Having a clear view of upcoming recruitment requirements can also ensure that recruitment is managed in the most effective way. HR can help to negotiate better rates with agencies, make use of HR software that posts vacancies online and to free job boards, or save time by streamlining the candidate selection and communication process.
6. Time to hire/cost to hire
The ability to quickly and cost-effectively fill vacancies has a direct impact on business performance—as does the success of any new candidate. Make sure you know the cost of filling each vacancy, the route you used, and how long it took. If you can, it’s good to estimate ‘hidden’ costs too, (the time spent on screening CVs, interviewing and communicating with candidates, etc.) so that comparisons with agency costs are more accurate.
As new employees come on board, keep an eye on how quickly they get up to speed and settle in with the team. With staff that come through agencies, having a system that prompts for regular performance checks can be handy. If it’s clear early on that the new hire isn’t working out, you may be due a refund from the agency.
Unplanned absences can be a huge cost to the business. Of course, absences are often genuine, and it’s much better that staff stay home rather than struggling in to work and either make themselves worse, or pass their bug on to others.
However, as some companies have found, it can be easy for a culture to develop where it’s considered “OK” to throw a sickie to nurse a hangover or avoid another tedious commute in the rain. If you can track absences accurately, and map them against different areas of the business, you’ll have the metrics you need to identify whether you have a problem, and if so, what you might be able to do about it.

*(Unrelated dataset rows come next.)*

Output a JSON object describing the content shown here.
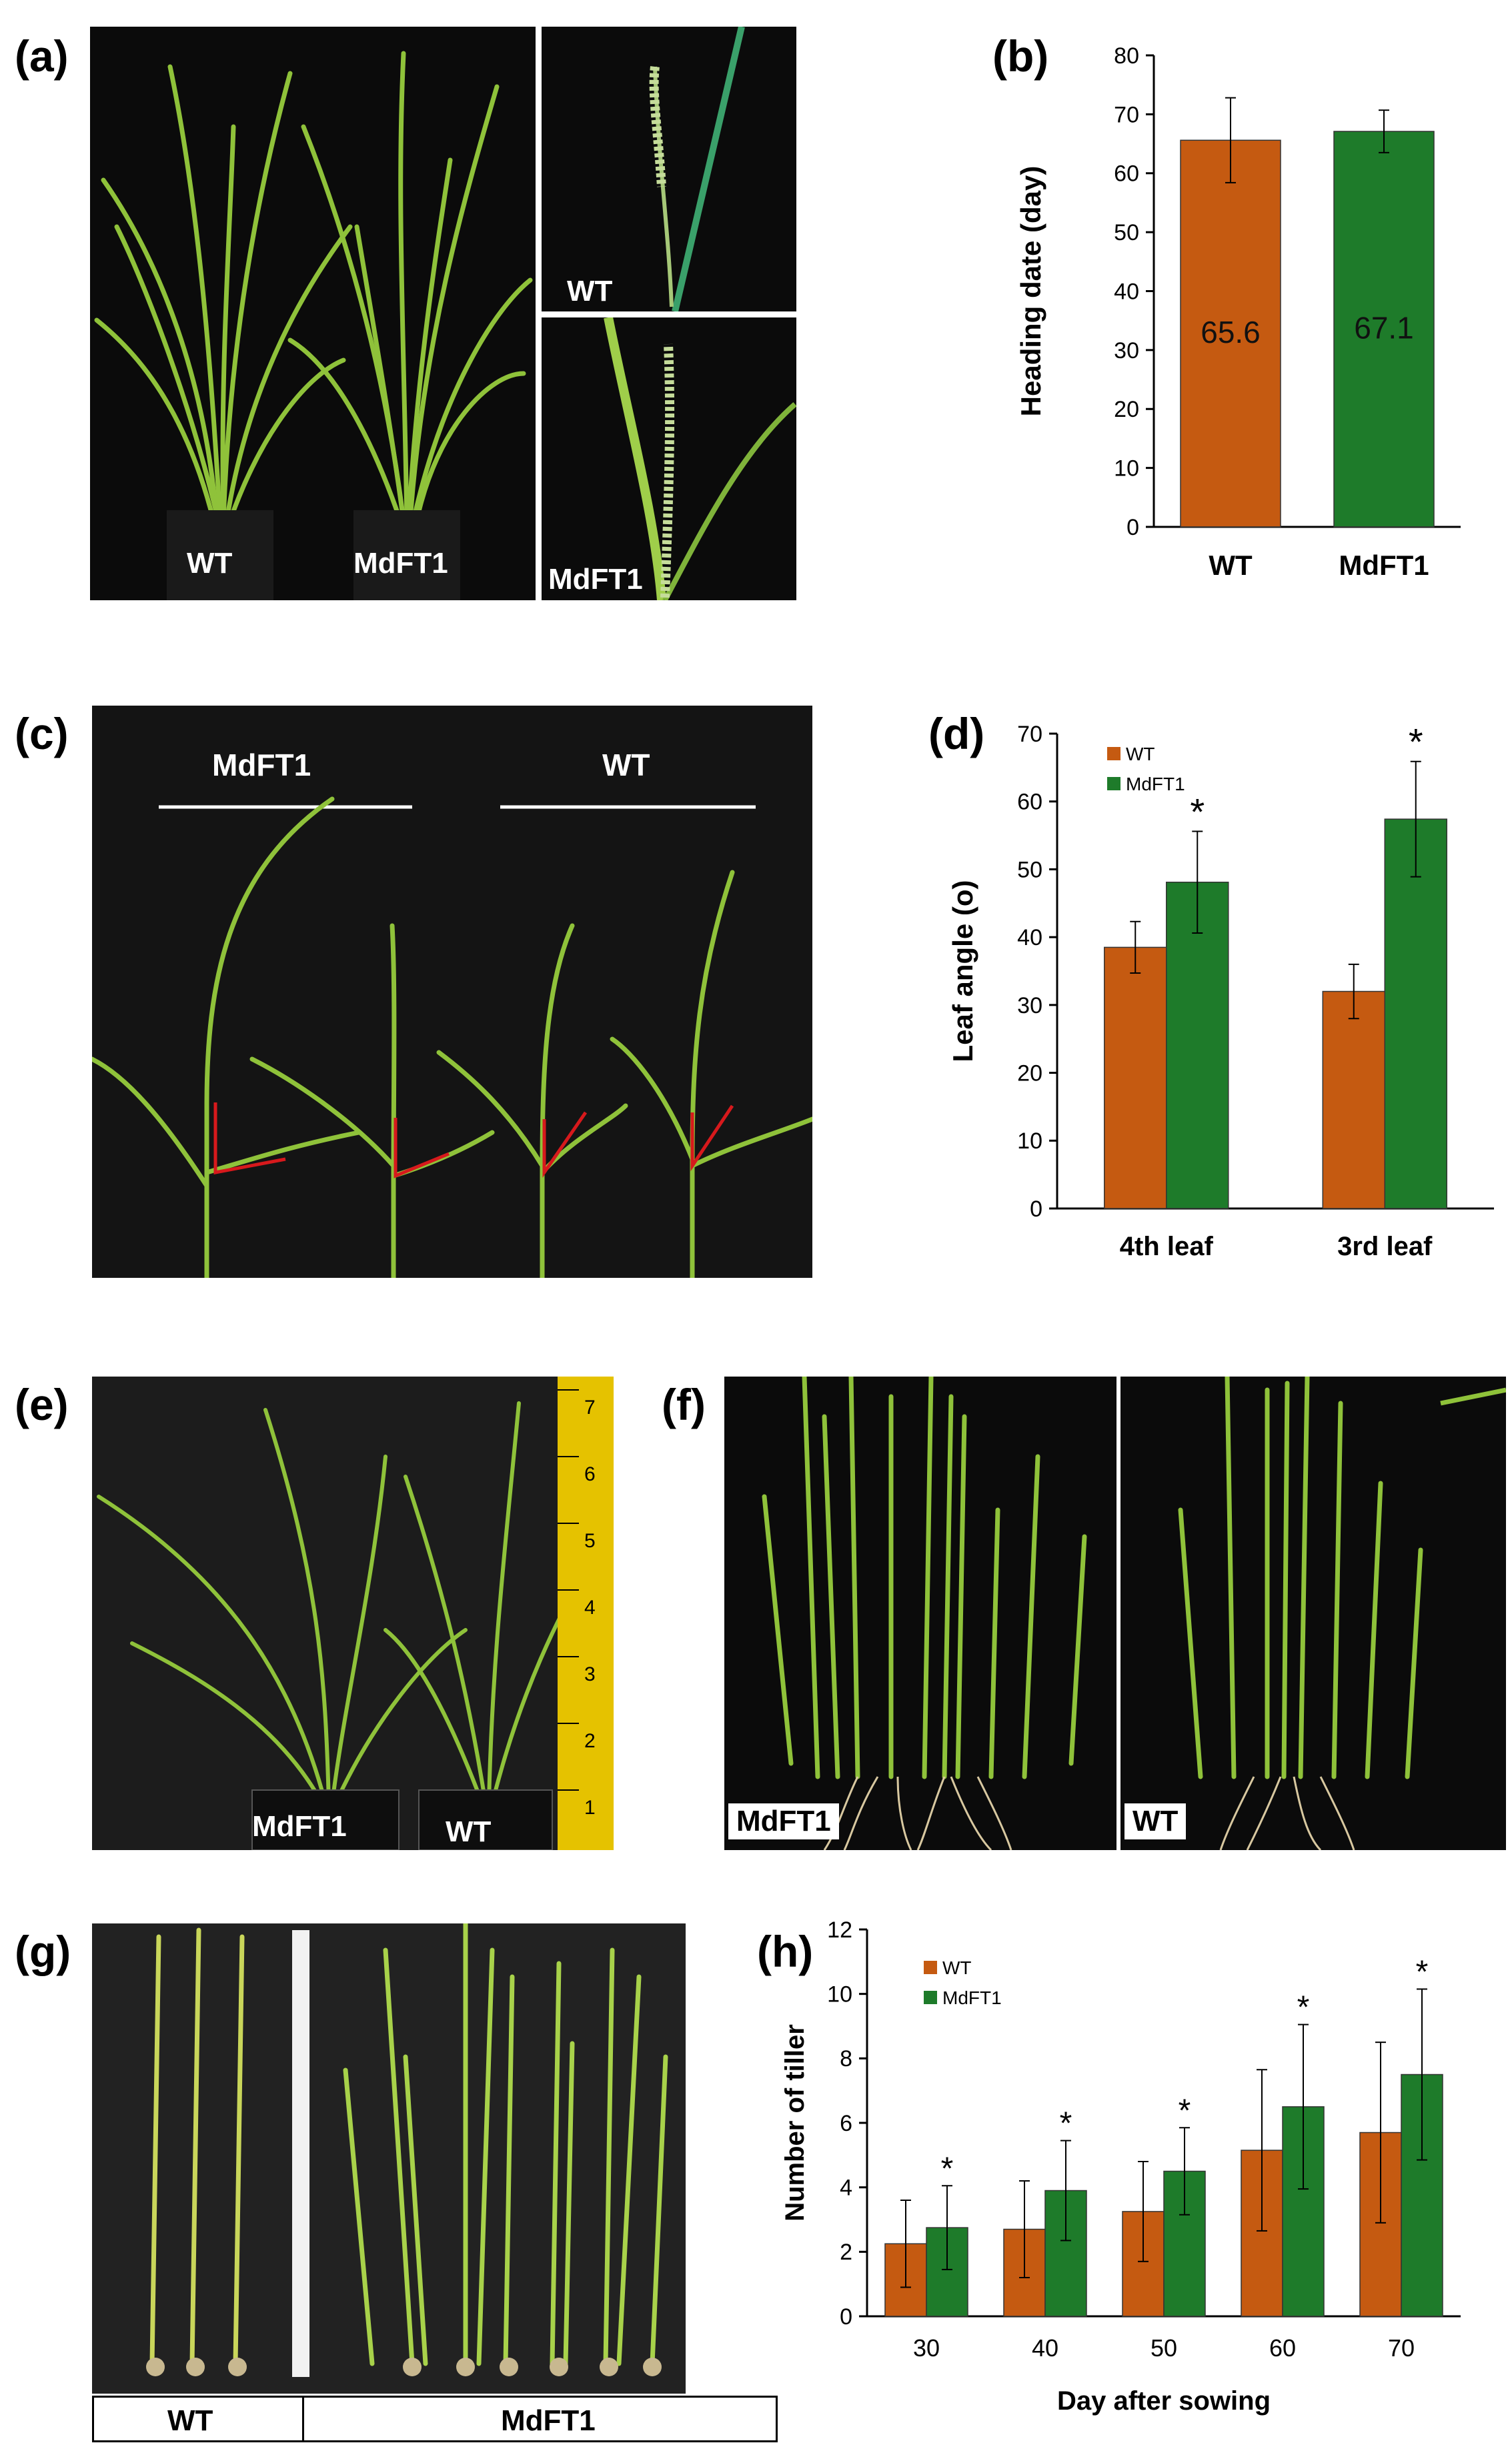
{
  "panels": {
    "a": {
      "letter": "(a)",
      "main_labels": [
        "WT",
        "MdFT1"
      ],
      "inset_labels": [
        "WT",
        "MdFT1"
      ]
    },
    "b": {
      "letter": "(b)"
    },
    "c": {
      "letter": "(c)",
      "group_labels": [
        "MdFT1",
        "WT"
      ]
    },
    "d": {
      "letter": "(d)"
    },
    "e": {
      "letter": "(e)",
      "labels": [
        "MdFT1",
        "WT"
      ],
      "ruler_marks": [
        "1",
        "2",
        "3",
        "4",
        "5",
        "6",
        "7"
      ]
    },
    "f": {
      "letter": "(f)",
      "labels": [
        "MdFT1",
        "WT"
      ]
    },
    "g": {
      "letter": "(g)",
      "labels": [
        "WT",
        "MdFT1"
      ]
    },
    "h": {
      "letter": "(h)"
    }
  },
  "colors": {
    "wt": "#c55a11",
    "mdft1": "#1e7b2a",
    "photo_bg": "#0b0b0b",
    "plant": "#8fc23a",
    "angle_line": "#d7191c"
  },
  "chart_data": [
    {
      "id": "b",
      "type": "bar",
      "categories": [
        "WT",
        "MdFT1"
      ],
      "series": [
        {
          "values": [
            65.6,
            67.1
          ],
          "errors": [
            7.2,
            3.6
          ],
          "data_labels": [
            "65.6",
            "67.1"
          ]
        }
      ],
      "ylabel": "Heading date (day)",
      "xlabel": "",
      "ylim": [
        0,
        80
      ],
      "yticks": [
        "0",
        "10",
        "20",
        "30",
        "40",
        "50",
        "60",
        "70",
        "80"
      ],
      "grid": false,
      "legend": null
    },
    {
      "id": "d",
      "type": "bar",
      "categories": [
        "4th leaf",
        "3rd leaf"
      ],
      "series": [
        {
          "name": "WT",
          "values": [
            38.5,
            32.0
          ],
          "errors": [
            3.8,
            4.0
          ]
        },
        {
          "name": "MdFT1",
          "values": [
            48.1,
            57.4
          ],
          "errors": [
            7.5,
            8.5
          ]
        }
      ],
      "significance": [
        "*",
        "*"
      ],
      "ylabel": "Leaf angle (o)",
      "xlabel": "",
      "ylim": [
        0,
        70
      ],
      "yticks": [
        "0",
        "10",
        "20",
        "30",
        "40",
        "50",
        "60",
        "70"
      ],
      "grid": false,
      "legend": "top-left"
    },
    {
      "id": "h",
      "type": "bar",
      "categories": [
        "30",
        "40",
        "50",
        "60",
        "70"
      ],
      "series": [
        {
          "name": "WT",
          "values": [
            2.25,
            2.7,
            3.25,
            5.15,
            5.7
          ],
          "errors": [
            1.35,
            1.5,
            1.55,
            2.5,
            2.8
          ]
        },
        {
          "name": "MdFT1",
          "values": [
            2.75,
            3.9,
            4.5,
            6.5,
            7.5
          ],
          "errors": [
            1.3,
            1.55,
            1.35,
            2.55,
            2.65
          ]
        }
      ],
      "significance": [
        "*",
        "*",
        "*",
        "*",
        "*"
      ],
      "ylabel": "Number of tiller",
      "xlabel": "Day after sowing",
      "ylim": [
        0,
        12
      ],
      "yticks": [
        "0",
        "2",
        "4",
        "6",
        "8",
        "10",
        "12"
      ],
      "grid": false,
      "legend": "top-left"
    }
  ]
}
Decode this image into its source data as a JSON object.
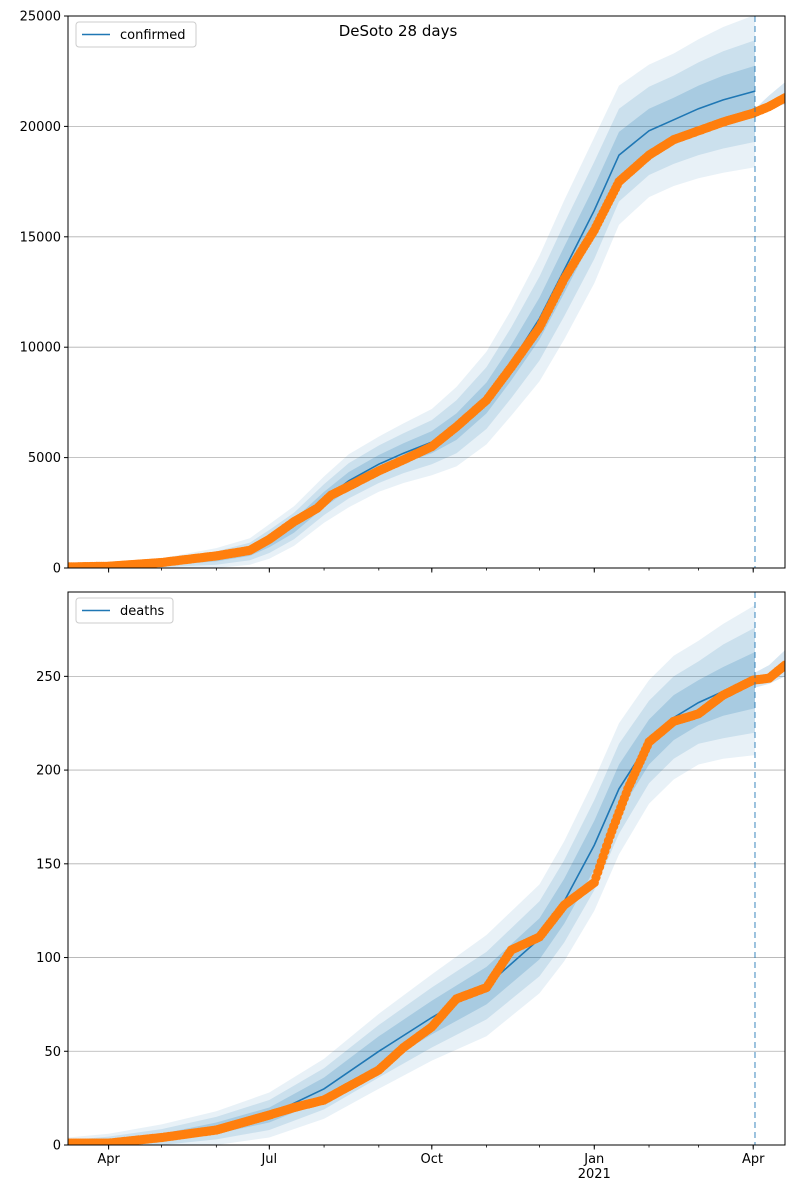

It’s also handy to know how many days of holiday entitlement employees have ‘in hand’ at any time. Partly because of the impact it has on resourcing, and partly to help with financial reporting.
Having information about the make-up of your workforce provides an important perspective on key HR decisions related to staff development and retention, such as the kind of training you invest in, the approach to flexible working, what benefits to offer, and even the way your office is decorated. Also, with the impact of Brexit on EU workers far from clear, it’s important to be aware of the nationality of your workforce.
Setting specific development and performance goals is a very effective way of helping everyone focus on growing people and the business in the right direction. However, if employees and their managers don’t track their agreed goals or progress against them, performance management initiatives will fast lose impetus. Having a helicopter view of goals and progress against them, means that you’ll be better positioned to provide a helping hand and, if development planning is part of the performance review, then it’s essential that HR know what’s been suggested or agreed, and can easily report on delivery and outcomes too.
Last, but not least, is compliance. A wide range of employment issues land at HR’s door. Depending on the industry you are in, there will be critical facts and figures that you need to know.
A key example is health and safety. Do you know how many of your staff have mandatory training requirements, or critical training that’s up for renewal? Can you easily track health and safety incidents and look for patterns? Who is responsible for risk assessment, and when was it last carried out?
The good news is that pulling most of these metrics together doesn’t need to be hard work. Today’s HR systems should do the bulk of the work for you, making it simpler to gather together the information, and presenting it in a way that you’ll find easy to understand and make use of. Some even alert you if key performance indicators, such as absence levels, are exceeded, or critical dates missed.